Buchkritik -- Cormac McCarthy -- Stella Maris

Umschlagfoto, Buchkritik, Cormac McCarthy, Stella Maris, InKulturA „Stella Maris“, ein 240-seitiger Dialog, ein Gespräch zwischen Alicia und ihrem Arzt Robert Cohen, Psychiater im Stella Maris Hospital in Black River Falls, Wisconsin. Es ist das Jahr 1972 und für Alicia, 20 Jahre alt, ist es bereits ihr dritter Aufenthalt in dieser Einrichtung. Sie ist Doktorandin der Mathematik und schon früh galt sie als Wunderkind. Bei ihr liegt eine diagnostizierte paranoide Schizophrenie vor, die zu Halluzinationen und Selbstmordversuchen führt.

Über ihr Äußeres erfahren wir wenig („jüdische/kaukasische Frau – attraktiv, möglicherweise magersüchtig“), über ihr Innenleben, ihre Sicht der Welt aber viel durch ihre Worte, die wie ein endloser Strom aus Gesprächen, Theorien und Vermutungen aus ihr heraussprudeln. Ihre Persönlichkeit scheint wie ein sich immer drehendes Rad zu sein, verloren in dem Wirbel ihres Intellekts.

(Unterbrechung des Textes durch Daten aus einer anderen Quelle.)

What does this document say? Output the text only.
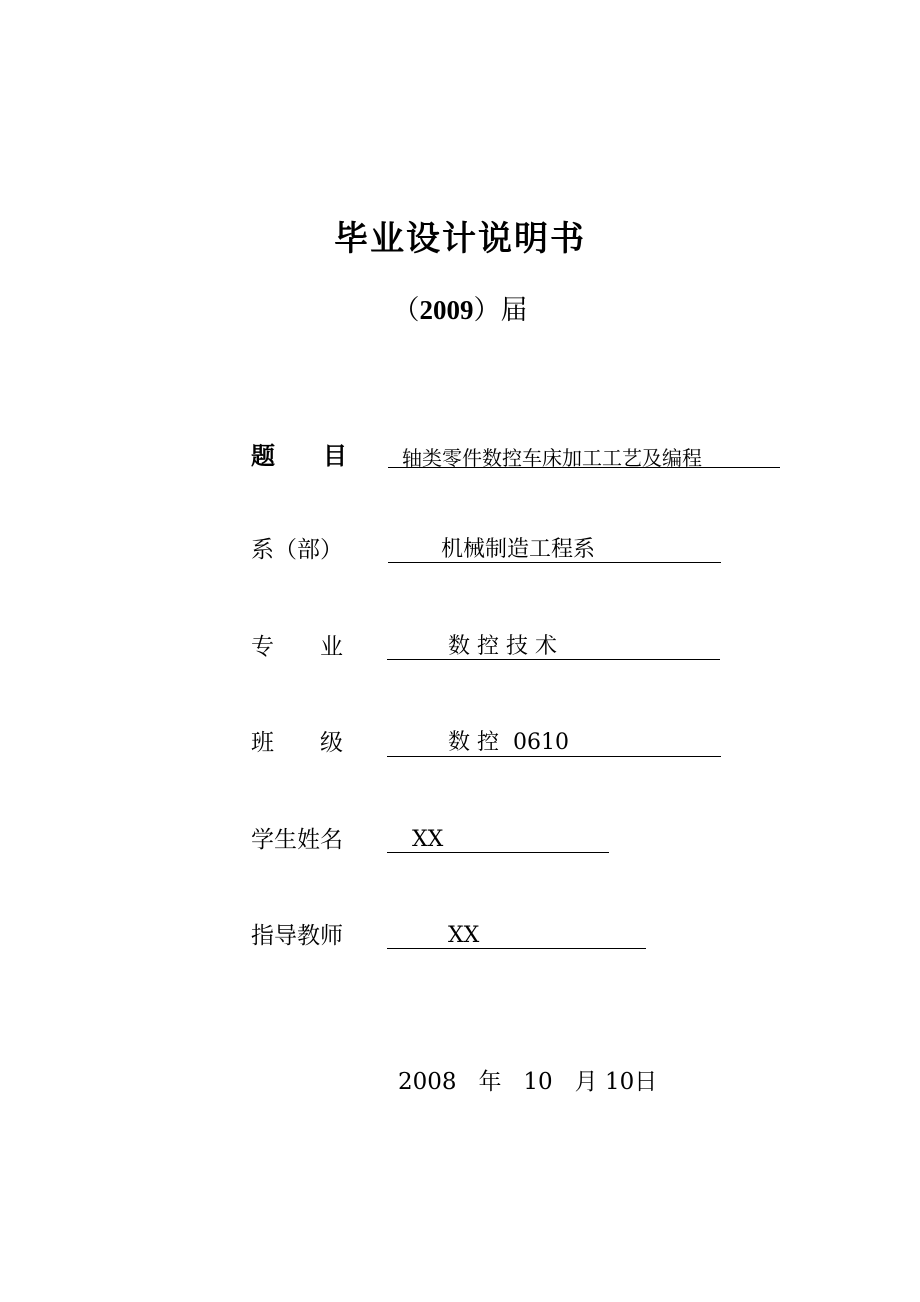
毕业设计说明书
（2009）届
题　　目	轴类零件数控车床加工工艺及编程
系（部）	机械制造工程系
专　　业	数 控 技 术
班　　级	数 控  0610
学生姓名	XX
指导教师	XX
2008 年 10 月 10日
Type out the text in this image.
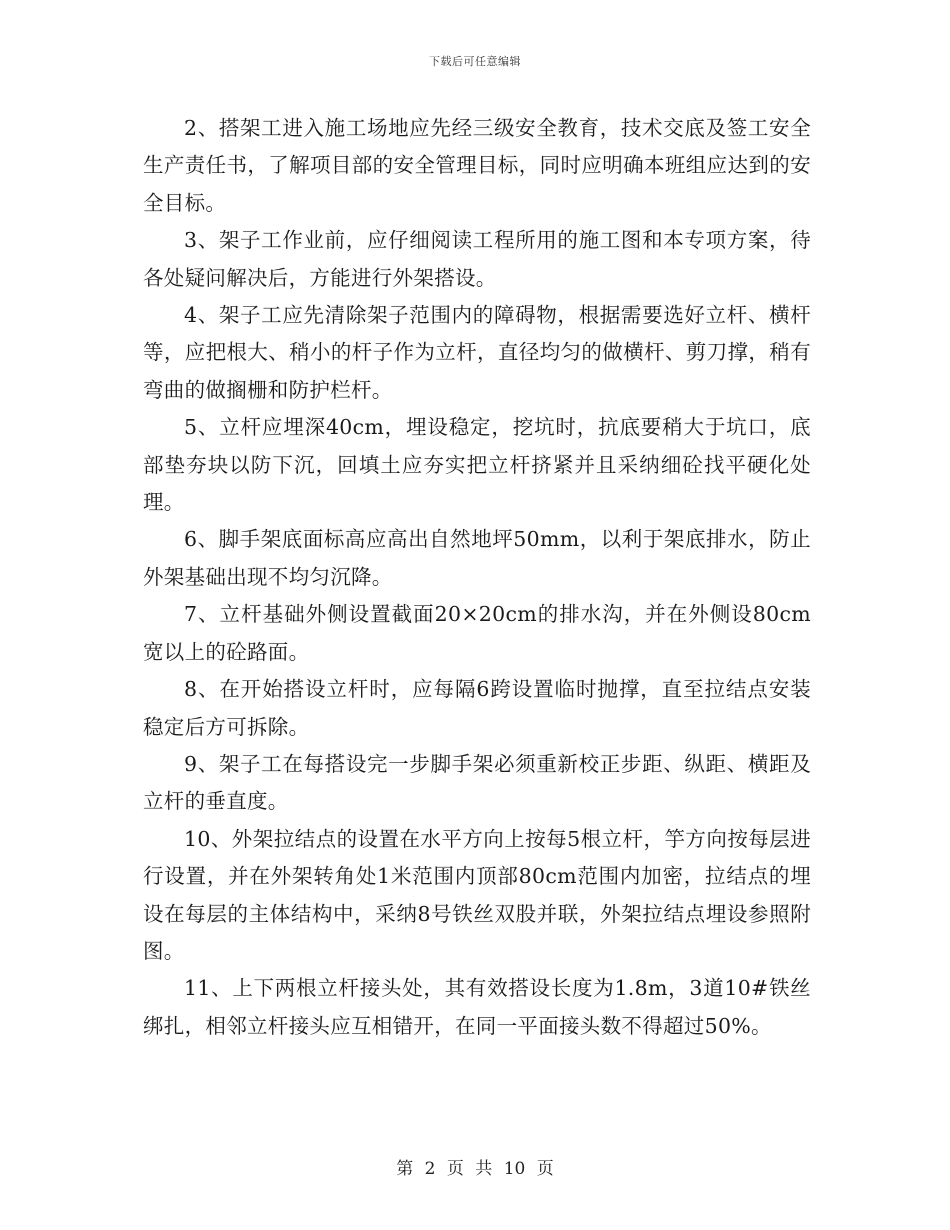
下载后可任意编辑

2、搭架工进入施工场地应先经三级安全教育，技术交底及签工安全生产责任书，了解项目部的安全管理目标，同时应明确本班组应达到的安全目标。

3、架子工作业前，应仔细阅读工程所用的施工图和本专项方案，待各处疑问解决后，方能进行外架搭设。

4、架子工应先清除架子范围内的障碍物，根据需要选好立杆、横杆等，应把根大、稍小的杆子作为立杆，直径均匀的做横杆、剪刀撑，稍有弯曲的做搁栅和防护栏杆。

5、立杆应埋深40cm，埋设稳定，挖坑时，抗底要稍大于坑口，底部垫夯块以防下沉，回填土应夯实把立杆挤紧并且采纳细砼找平硬化处理。

6、脚手架底面标高应高出自然地坪50mm，以利于架底排水，防止外架基础出现不均匀沉降。

7、立杆基础外侧设置截面20×20cm的排水沟，并在外侧设80cm宽以上的砼路面。

8、在开始搭设立杆时，应每隔6跨设置临时抛撑，直至拉结点安装稳定后方可拆除。

9、架子工在每搭设完一步脚手架必须重新校正步距、纵距、横距及立杆的垂直度。

10、外架拉结点的设置在水平方向上按每5根立杆，竽方向按每层进行设置，并在外架转角处1米范围内顶部80cm范围内加密，拉结点的埋设在每层的主体结构中，采纳8号铁丝双股并联，外架拉结点埋设参照附图。

11、上下两根立杆接头处，其有效搭设长度为1.8m，3道10#铁丝绑扎，相邻立杆接头应互相错开，在同一平面接头数不得超过50%。

第 2 页 共 10 页
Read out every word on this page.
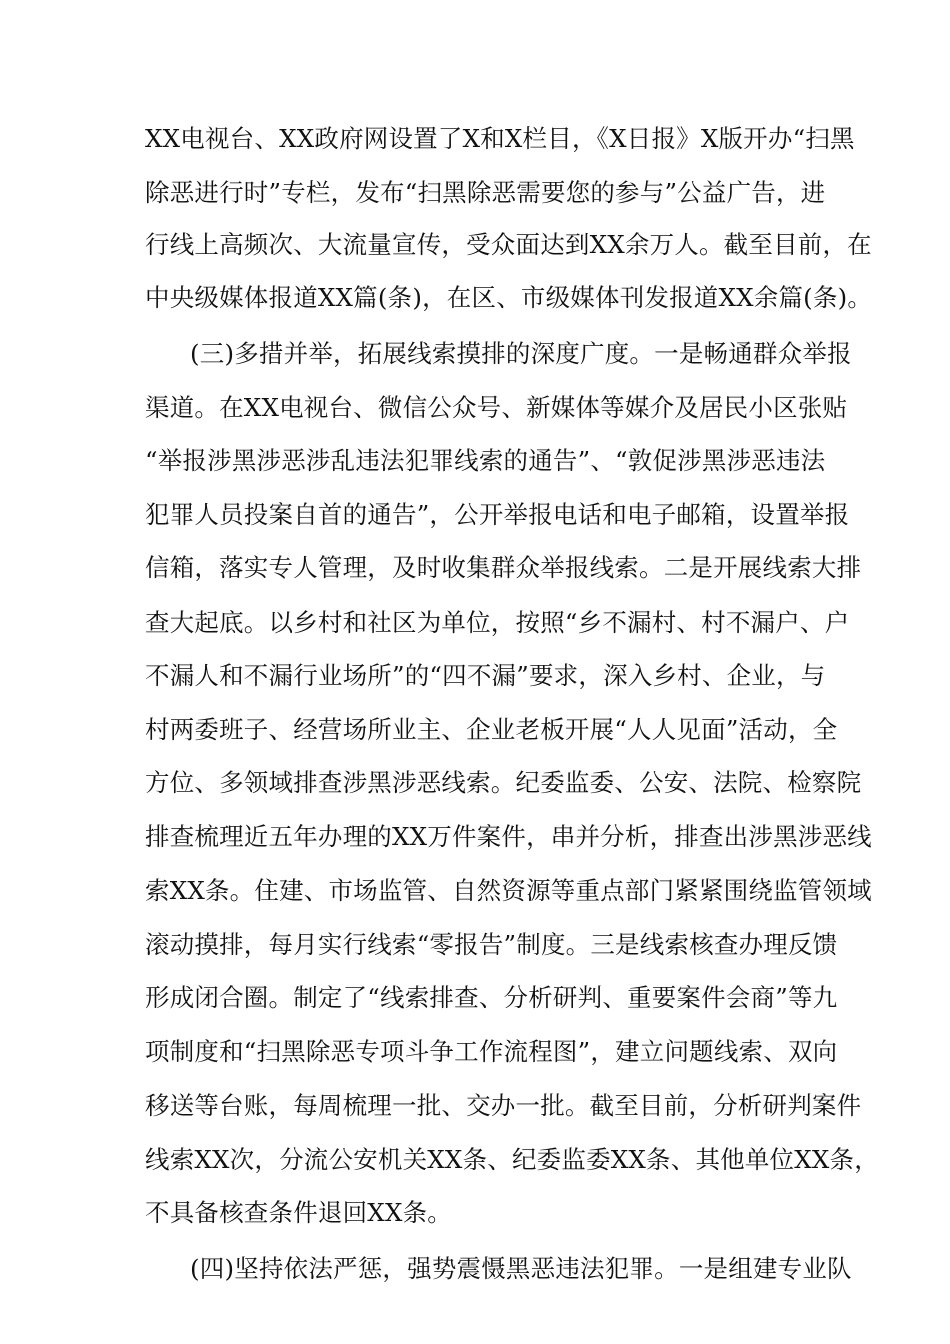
XX电视台、XX政府网设置了X和X栏目，《X日报》X版开办“扫黑
除恶进行时”专栏，发布“扫黑除恶需要您的参与”公益广告，进
行线上高频次、大流量宣传，受众面达到XX余万人。截至目前，在
中央级媒体报道XX篇(条)，在区、市级媒体刊发报道XX余篇(条)。
(三)多措并举，拓展线索摸排的深度广度。一是畅通群众举报
渠道。在XX电视台、微信公众号、新媒体等媒介及居民小区张贴
“举报涉黑涉恶涉乱违法犯罪线索的通告”、“敦促涉黑涉恶违法
犯罪人员投案自首的通告”，公开举报电话和电子邮箱，设置举报
信箱，落实专人管理，及时收集群众举报线索。二是开展线索大排
查大起底。以乡村和社区为单位，按照“乡不漏村、村不漏户、户
不漏人和不漏行业场所”的“四不漏”要求，深入乡村、企业，与
村两委班子、经营场所业主、企业老板开展“人人见面”活动，全
方位、多领域排查涉黑涉恶线索。纪委监委、公安、法院、检察院
排查梳理近五年办理的XX万件案件，串并分析，排查出涉黑涉恶线
索XX条。住建、市场监管、自然资源等重点部门紧紧围绕监管领域
滚动摸排，每月实行线索“零报告”制度。三是线索核查办理反馈
形成闭合圈。制定了“线索排查、分析研判、重要案件会商”等九
项制度和“扫黑除恶专项斗争工作流程图”，建立问题线索、双向
移送等台账，每周梳理一批、交办一批。截至目前，分析研判案件
线索XX次，分流公安机关XX条、纪委监委XX条、其他单位XX条，
不具备核查条件退回XX条。
(四)坚持依法严惩，强势震慑黑恶违法犯罪。一是组建专业队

Alicia wird wie Bobby (Anklänge an den kurz zuvor vom Autor veröffentlichten Roman „Der Passagier“) von der Arbeit ihrer Eltern an der Atombombe verfolgt, doch Alicia bringt die intellektuellen Höhenflüge ihres Bruders auf ein Niveau, das in der zeitgenössischen Literatur eher selten ist. Allein auf einer Seite finden die Leserinnen und Leser Verweise auf Euler, die Bourbaki-Gruppe, Riemann und das fünfte Postulat von Euklid. Wohl dem Teil des Lesepublikums, das angesichts dieser Herausforderung auf der Höhe des Textes bleiben kann.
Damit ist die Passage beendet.